Big Magic by Elizabeth Gilbert

I’m probably not the target audience for this book—I’m not particularly looking for encouragement in creative pursuits—but my fiancé got a copy as a gift and I ended up picking it up from the shelf while waiting for a library hold on a different book to come in. Gilbert’s tone is conversational and engaging, and she tells lots of great stories about her own writing life, and about the artistic pursuits of others, all under the broad themes of Courage, Enchantment, Permission, Persistence, Trust, and Divinity.

Early in the book, she defines “creative living” as “living a life that is driven more strongly by curiosity than by fear” (9). Later in the book, she returns to the idea of curiosity—noting that she thinks that telling someone to follow their curiosity is better than telling them to follow their passion, since passion may feel too big or intimidating or people may not know what theirs is, whereas with curiosity, you can start small and see where it takes you. I like that, and I liked Gilbert’s own story about following her curiosity, when she realized she was interested in gardening (though she never had been previously). She talks about how she planted a garden, then found herself doing research to find out where the plants in her garden came from. She then realized she was interested not so much in the “garden itself, but the botanical history behind it—a wild and little-known tale of trade and adventure and global intrigue,” which ended up being the subject of one of her novels (243).

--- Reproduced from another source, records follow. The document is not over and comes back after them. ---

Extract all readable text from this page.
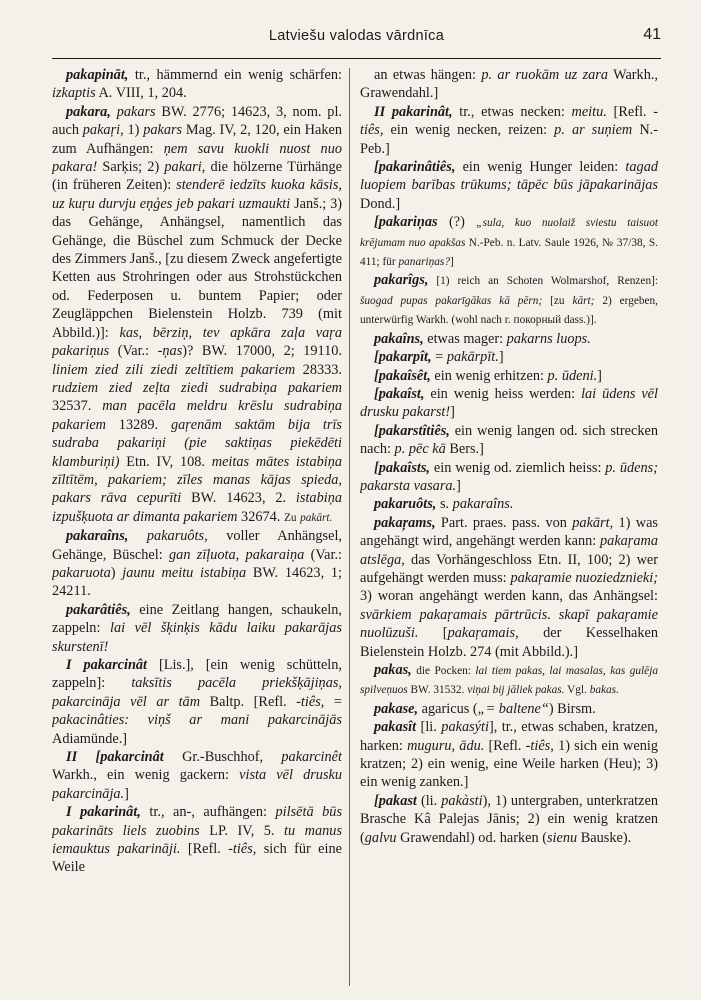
Latviešu valodas vārdnīca	41

pakapināt, tr., hämmernd ein wenig schärfen: izkaptis A. VIII, 1, 204.

pakara, pakars BW. 2776; 14623, 3, nom. pl. auch pakaŗi, 1) pakars Mag. IV, 2, 120, ein Haken zum Aufhängen: ņem savu kuokli nuost nuo pakara! Sarķis; 2) pakari, die hölzerne Türhänge (in früheren Zeiten): stenderē iedzīts kuoka kāsis, uz kuŗu durvju eņģes jeb pakari uzmaukti Janš.; 3) das Gehänge, Anhängsel, namentlich das Gehänge, die Büschel zum Schmuck der Decke des Zimmers Janš., [zu diesem Zweck angefertigte Ketten aus Strohringen oder aus Strohstückchen od. Federposen u. buntem Papier; oder Zeugläppchen Bielenstein Holzb. 739 (mit Abbild.)]: kas, bērziņ, tev apkāra zaļa vaŗa pakariņus (Var.: -ņas)? BW. 17000, 2; 19110. liniem zied zili ziedi zeltītiem pakariem 28333. rudziem zied zeļta ziedi sudrabiņa pakariem 32537. man pacēla meldru krēslu sudrabiņa pakariem 13289. gaŗenām saktām bija trīs sudraba pakariņi (pie saktiņas piekēdēti klamburiņi) Etn. IV, 108. meitas mātes istabiņa zīltītēm, pakariem; zīles manas kājas spieda, pakars rāva cepurīti BW. 14623, 2. istabiņa izpušķuota ar dimanta pakariem 32674. Zu pakārt.

pakaraîns, pakaruôts, voller Anhängsel, Gehänge, Büschel: gan zīļuota, pakaraiņa (Var.: pakaruota) jaunu meitu istabiņa BW. 14623, 1; 24211.

pakarâtiês, eine Zeitlang hangen, schaukeln, zappeln: lai vēl šķinķis kādu laiku pakarājas skurstenī!

I pakarcinât [Lis.], [ein wenig schütteln, zappeln]: taksītis pacēla priekšķājiņas, pakarcināja vēl ar tām Baltp. [Refl. -tiês, = pakacinâties: viņš ar mani pakarcinājās Adiamünde.]

II [pakarcinât Gr.-Buschhof, pakarcinêt Warkh., ein wenig gackern: vista vēl drusku pakarcināja.]

I pakarinât, tr., an-, aufhängen: pilsētā būs pakarināts liels zuobins LP. IV, 5. tu manus iemauktus pakarināji. [Refl. -tiês, sich für eine Weile

an etwas hängen: p. ar ruokām uz zara Warkh., Grawendahl.]

II pakarinât, tr., etwas necken: meitu. [Refl. -tiês, ein wenig necken, reizen: p. ar suņiem N.-Peb.]

[pakarinâtiês, ein wenig Hunger leiden: tagad luopiem barības trūkums; tāpēc būs jāpakarinājas Dond.]

[pakariņas (?) „sula, kuo nuolaiž sviestu taisuot krējumam nuo apakšas N.-Peb. n. Latv. Saule 1926, № 37/38, S. 411; für panariņas?]

pakarîgs, [1) reich an Schoten Wolmarshof, Renzen]: šuogad pupas pakarīgākas kā pērn; [zu kārt; 2) ergeben, unterwürfig Warkh. (wohl nach r. покорный dass.)].

pakaîns, etwas mager: pakarns luops.

[pakarpît, = pakārpīt.]

[pakaîsêt, ein wenig erhitzen: p. ūdeni.]

[pakaîst, ein wenig heiss werden: lai ūdens vēl drusku pakarst!]

[pakarstîtiês, ein wenig langen od. sich strecken nach: p. pēc kā Bers.]

[pakaîsts, ein wenig od. ziemlich heiss: p. ūdens; pakarsta vasara.]

pakaruôts, s. pakaraîns.

pakaŗams, Part. praes. pass. von pakārt, 1) was angehängt wird, angehängt werden kann: pakaŗama atslēga, das Vorhängeschloss Etn. II, 100; 2) wer aufgehängt werden muss: pakaŗamie nuoziedznieki; 3) woran angehängt werden kann, das Anhängsel: svārkiem pakaŗamais pārtrūcis. skapī pakaŗamie nuolūzuši. [pakaŗamais, der Kesselhaken Bielenstein Holzb. 274 (mit Abbild.).]

pakas, die Pocken: lai tiem pakas, lai masalas, kas gulēja spilveņuos BW. 31532. viņai bij jāliek pakas. Vgl. bakas.

pakase, agaricus („= baltene“) Birsm.

pakasît [li. pakasýti], tr., etwas schaben, kratzen, harken: muguru, ādu. [Refl. -tiês, 1) sich ein wenig kratzen; 2) ein wenig, eine Weile harken (Heu); 3) ein wenig zanken.]

[pakast (li. pakàsti), 1) untergraben, unterkratzen Brasche Kâ Palejas Jānis; 2) ein wenig kratzen (galvu Grawendahl) od. harken (sienu Bauske).
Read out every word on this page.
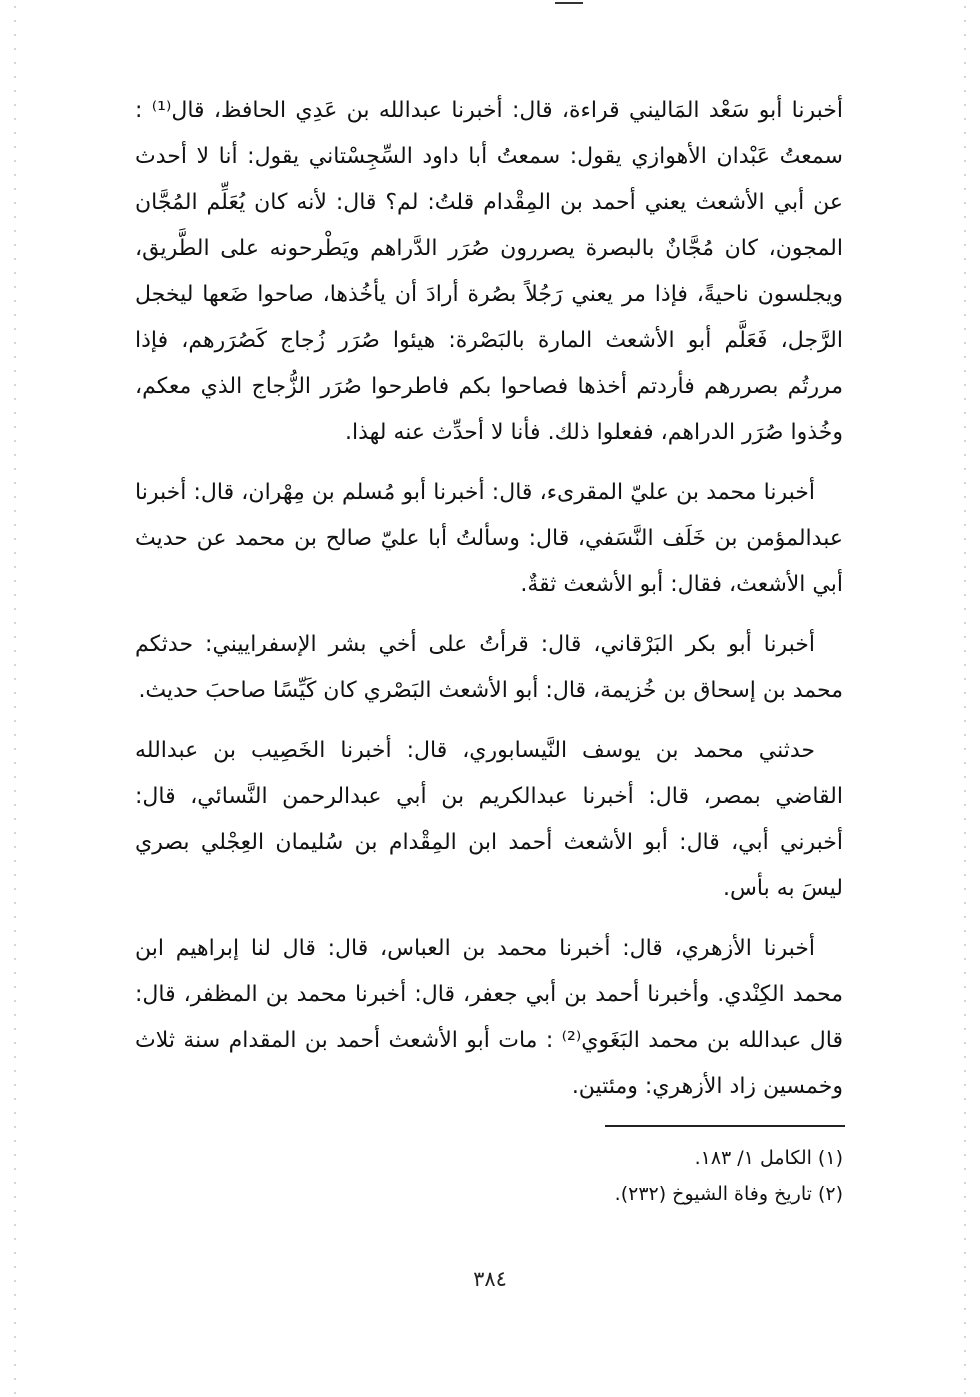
أخبرنا أبو سَعْد المَاليني قراءة، قال: أخبرنا عبدالله بن عَدِي الحافظ، قال⁽¹⁾ : سمعتُ عَبْدان الأهوازي يقول: سمعتُ أبا داود السِّجِسْتاني يقول: أنا لا أحدث عن أبي الأشعث يعني أحمد بن المِقْدام قلتُ: لم؟ قال: لأنه كان يُعَلِّم المُجَّان المجون، كان مُجَّانٌ بالبصرة يصررون صُرَر الدَّراهم ويَطْرحونه على الطَّريق، ويجلسون ناحيةً، فإذا مر يعني رَجُلاً بصُرة أرادَ أن يأخُذها، صاحوا ضَعها ليخجل الرَّجل، فَعَلَّم أبو الأشعث المارة بالبَصْرة: هيئوا صُرَر زُجاج كَصُرَرهم، فإذا مررتُم بصررهم فأردتم أخذها فصاحوا بكم فاطرحوا صُرَر الزُّجاج الذي معكم، وخُذوا صُرَر الدراهم، ففعلوا ذلك. فأنا لا أحدِّث عنه لهذا.

أخبرنا محمد بن عليّ المقرىء، قال: أخبرنا أبو مُسلم بن مِهْران، قال: أخبرنا عبدالمؤمن بن خَلَف النَّسَفي، قال: وسألتُ أبا عليّ صالح بن محمد عن حديث أبي الأشعث، فقال: أبو الأشعث ثقةٌ.

أخبرنا أبو بكر البَرْقاني، قال: قرأتُ على أخي بشر الإسفراييني: حدثكم محمد بن إسحاق بن خُزيمة، قال: أبو الأشعث البَصْري كان كَيِّسًا صاحبَ حديث.

حدثني محمد بن يوسف النَّيسابوري، قال: أخبرنا الخَصِيب بن عبدالله القاضي بمصر، قال: أخبرنا عبدالكريم بن أبي عبدالرحمن النَّسائي، قال: أخبرني أبي، قال: أبو الأشعث أحمد ابن المِقْدام بن سُليمان العِجْلي بصري ليسَ به بأس.

أخبرنا الأزهري، قال: أخبرنا محمد بن العباس، قال: قال لنا إبراهيم ابن محمد الكِنْدي. وأخبرنا أحمد بن أبي جعفر، قال: أخبرنا محمد بن المظفر، قال: قال عبدالله بن محمد البَغَوي⁽²⁾ : مات أبو الأشعث أحمد بن المقدام سنة ثلاث وخمسين زاد الأزهري: ومئتين.

(١) الكامل ١/ ١٨٣.

(٢) تاريخ وفاة الشيوخ (٢٣٢).

٣٨٤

Gilbert is big on choosing to look at things in ways that make things easier for yourself, not harder for yourself, which makes a lot of sense to me. Like: she rejects the idea of the tortured artist/thinks that “too many creative people have been taught to distrust pleasure” (209). She talks about interpreting certain situations in certain ways, like when she writes about how a story she submitted was rejected, then later ended up being accepted by the same person for the same publication. The accepted story was submitted by Gilbert’s agent, and she talks about how she could have a negative interpretation of this, thinking that “it’s who you know” that matters, rather than talent (193). But as she puts it, she would rather take it as proof that “miraculous turns of fate can happen to those who persist in showing up” (ibid.) (As she also points out, she doesn’t know the other circumstances around the initial rejection or later acceptance: maybe the first time around, her story was read at the end of a long and difficult day; maybe the second time around, the person reading it was in a great mood.) Even some things she chooses to believe that may seem bonkers (ahem, like the idea that ideas have their own “will” and “consciousness”(35)) can be seen in this same spirit: if you start with the idea that there is an abundance of ideas and that the right one will come to you, your experience of creativity may end up being less pressured, more full of a sense of wonder.

I like how much joy there is in this book, whether Gilbert is advising readers to “Sneak off and have an affair with your most creative self” (161) or talking about a woman she knew who became an expert in ancient Mesopotamian history at the age of eighty or relating a story about a guy in a lobster costume. And now I kind of want to read that novel that Gilbert wrote that came from her curiosity about plants!